Далее: каждый день я не смогу к нему приезжать. Кто, в таком случае, будет снимать с него вечером и надевать по утрам эти протезы? Сам-то он с этим явно не справится. Хорошо: их можно сразу снять и забросить под кровать, пусть пылятся. Всё равно на улицу он выходить не будет, а дома протезы не нужны. Но тогда зачем вообще всё это было нужно: дурацкие протезы, вставные зубы, клоунский нос? Никто этого всё равно не увидит.
Мы поднялись на лифте на мой этаж. На ступеньках сидел мой отец. Он был в джинсах, клетчатой рубашке и пиджаке. Локти положил на колени, как подросток, который ждёт товарища. Я не ответил на их письмо — и папа решил приехать. Я потом узнал, что к моменту нашего свидания он уже три дня находился в Москве и ночевал на вокзалах. Он боялся за меня, принюхивался у двери, хотел даже взломать замок, но соседи сказали ему, что я иногда прихожу в квартиру. Так он понял, по крайней мере, что я не лежу там мёртвый, и стал каждый день ожидать меня в подъезде.
Волосы отца начали седеть уже давно. Они были курчавые, как в молодости, но на макушке год от года ширилась лысина. Странно: родители у меня оба курчавые, а я нет. Они невысокого роста, а я — под метр восемьдесят пять.

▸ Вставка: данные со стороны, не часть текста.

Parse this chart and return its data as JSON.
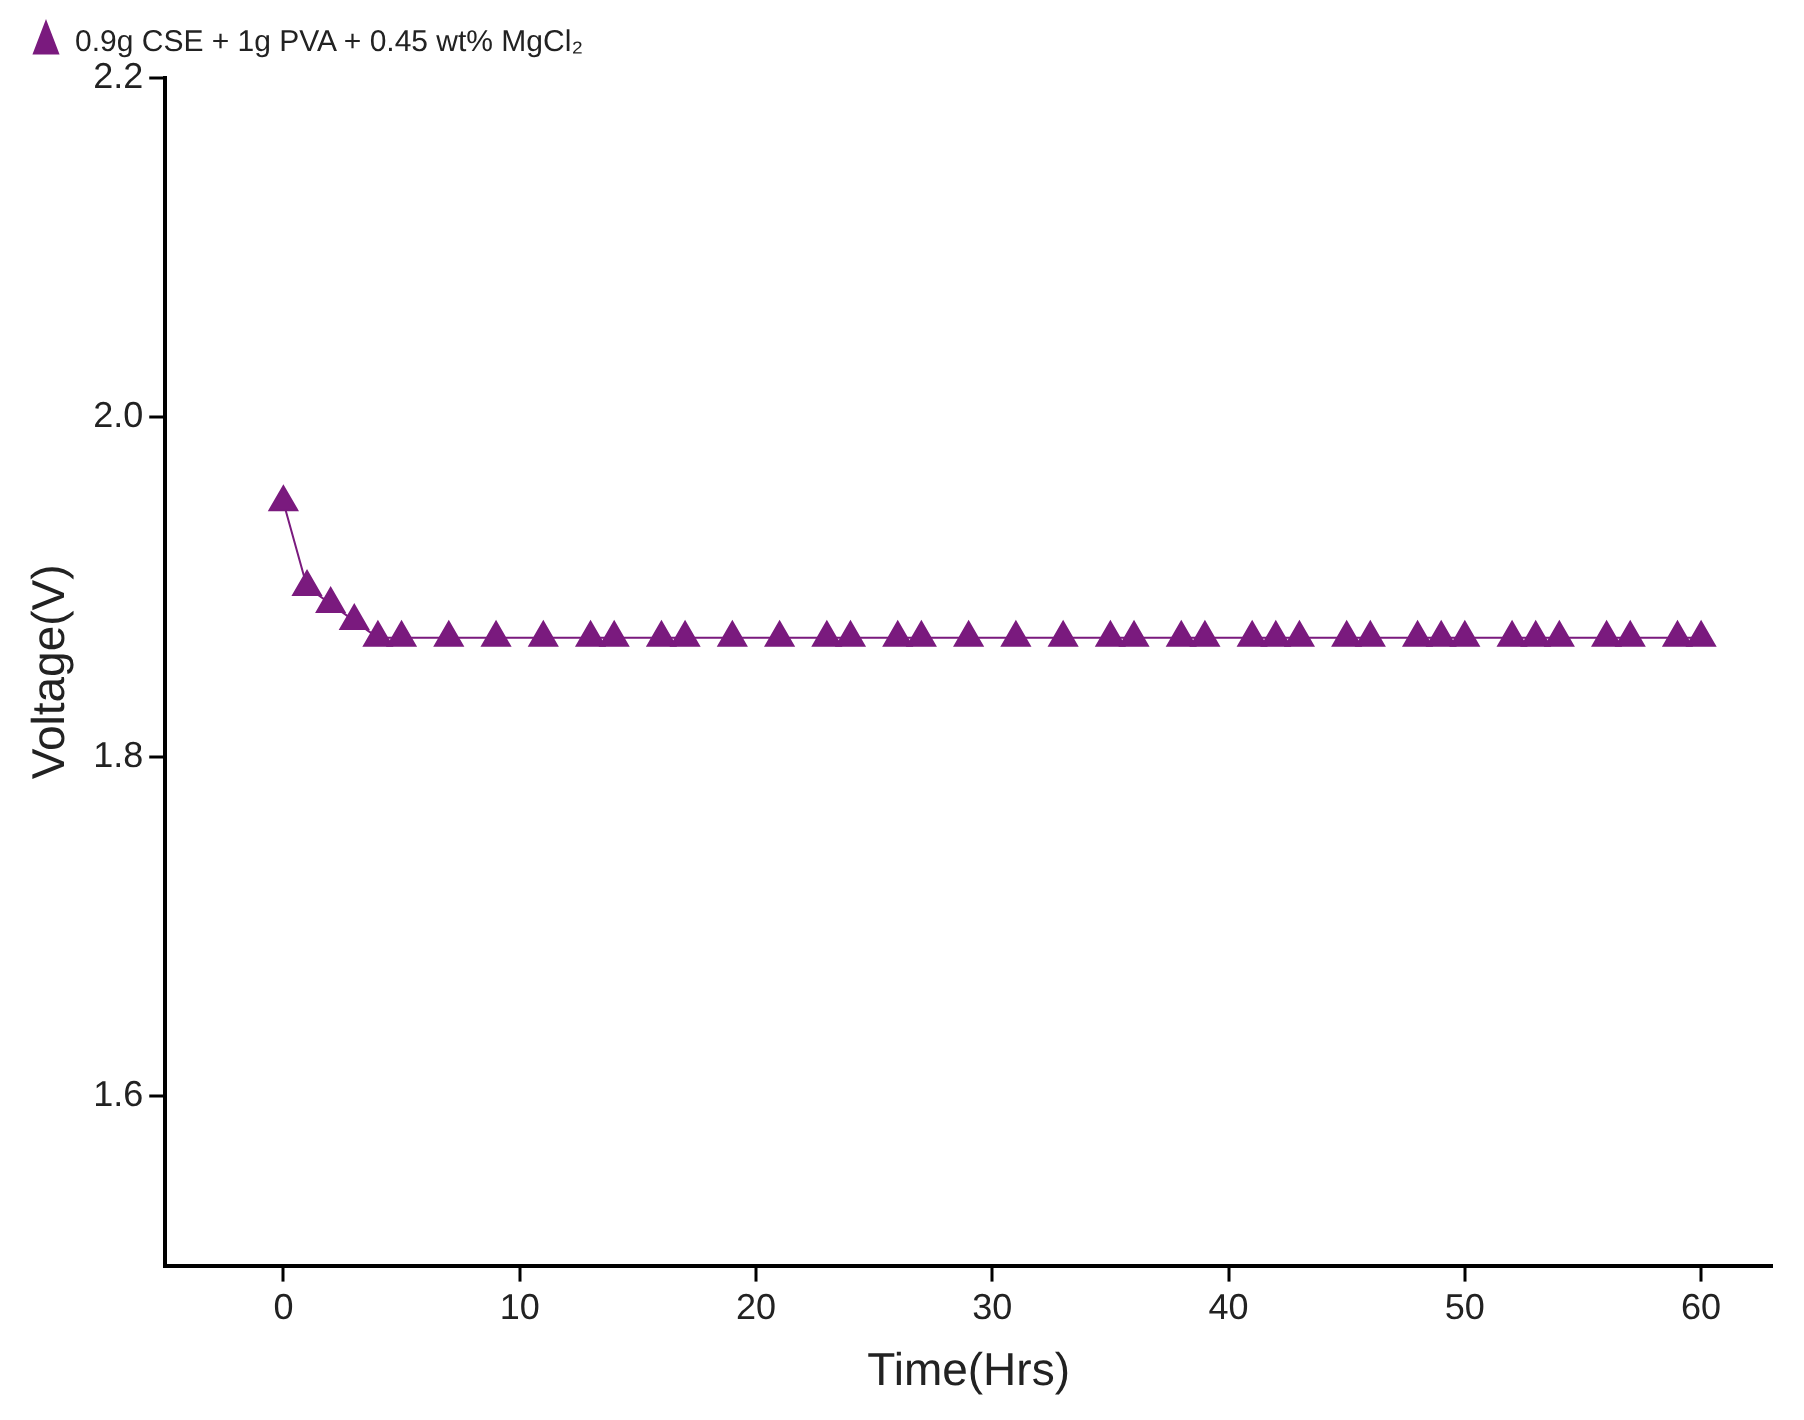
{
  "chart_data": {
    "type": "line",
    "xlabel": "Time(Hrs)",
    "ylabel": "Voltage(V)",
    "xlim": [
      -5,
      63
    ],
    "xticks": [
      0,
      10,
      20,
      30,
      40,
      50,
      60
    ],
    "ylim": [
      1.5,
      2.2
    ],
    "yticks": [
      {
        "value": 1.6,
        "label": "1.6"
      },
      {
        "value": 1.8,
        "label": "1.8"
      },
      {
        "value": 2,
        "label": "2.0"
      },
      {
        "value": 2.2,
        "label": "2.2"
      }
    ],
    "grid": false,
    "legend": "top left",
    "marker": "triangle",
    "line_style": "solid",
    "series": [
      {
        "name": "0.9g CSE + 1g PVA + 0.45 wt% MgCl₂",
        "color": "#7a1a7e",
        "x": [
          0,
          1,
          2,
          3,
          4,
          5,
          7,
          9,
          11,
          13,
          14,
          16,
          17,
          19,
          21,
          23,
          24,
          26,
          27,
          29,
          31,
          33,
          35,
          36,
          38,
          39,
          41,
          42,
          43,
          45,
          46,
          48,
          49,
          50,
          52,
          53,
          54,
          56,
          57,
          59,
          60
        ],
        "values": [
          1.95,
          1.9,
          1.89,
          1.88,
          1.87,
          1.87,
          1.87,
          1.87,
          1.87,
          1.87,
          1.87,
          1.87,
          1.87,
          1.87,
          1.87,
          1.87,
          1.87,
          1.87,
          1.87,
          1.87,
          1.87,
          1.87,
          1.87,
          1.87,
          1.87,
          1.87,
          1.87,
          1.87,
          1.87,
          1.87,
          1.87,
          1.87,
          1.87,
          1.87,
          1.87,
          1.87,
          1.87,
          1.87,
          1.87,
          1.87,
          1.87
        ]
      }
    ]
  }
}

За эти несколько дней щёки и подбородок отца покрылись щетиной. В этой щетине я сразу почувствовал что-то родное, не знаю почему. Может, из-за мерзких неестественных волосков на Мешиной губе. Отец посмотрел на меня своими добрыми глазами с выразительными складками под веками, а потом явно смутился, разглядев Мешу.
— Здравствуй, папа, — сказал я и протянул отцу руку.
— Привет, сынок, — он встал, снова как подросток, замеченный в подъезде взрослыми. Пожал мою руку и на мгновение потянулся за объятием, но обниматься мы не стали.
— Папа, это Меша, — я показал рукой на существо. — Пойдём в дом, я всё тебе объясню.
Папа назвал Меше своё имя, без отчества, и протянул ему ладонь. Но Меша отвернул голову к стене. Представляю, что испытал папа от этого знакомства.
Мы зашли в квартиру, я уложил Мешу на кровать, снял с него все протезы, кроме лицевого, вручил пульт от телевизора и попросил, чтобы он лежал на кровати, а сам пошёл на кухню, где сидел отец. Отец вежливо отказался от чая и помог мне сразу начать разговор.
— Чем занимаешься, сынок? — спросил он без всякого укора.
Я пододвинул к столу табуретку, сел, опустил голову, как на исповеди, и рассказал про Мешу всё, как было, но только с того момента, как впустил его в дом. В предыстории, в которой, несомненно, заключалось всё главное, я сам ориентировался довольно плохо. Предыстория была мне понятна так же смутно, как и Платанову. Я умолчал о ней. Отец заметил это и, когда выслушал меня, понимающе покачал головой, помолчал и спросил:
— Как же ты пришёл к этому, сынок?
Я подумал с минуту и, впервые за время беседы поглядев отцу в глаза, решил ответить вопросом на вопрос:
— А разве это плохо?
— Нет, не плохо. Но давай порассуждаем. Ты хочешь творить добро. Это очень хорошо. Но ведь, будучи первоклассным врачом, ты мог бы помочь гораздо большему числу людей. Ты делал бы ещё больше добра на земле, чем сейчас. Мало того, Меша мог бы продолжать при этом жить у тебя. Санитары нужны — это правда, но всякий сверчок знай свой шесток. Если талантливый художник пойдёт класть кирпичи, от этого не выиграет ни дом, который он строит, ни сам художник. Надо выбирать дело, в котором ты мог бы максимально реализоваться. То, что ты делаешь, хорошо, но тебе самому не будет от этого хорошо, потому что это неестественно.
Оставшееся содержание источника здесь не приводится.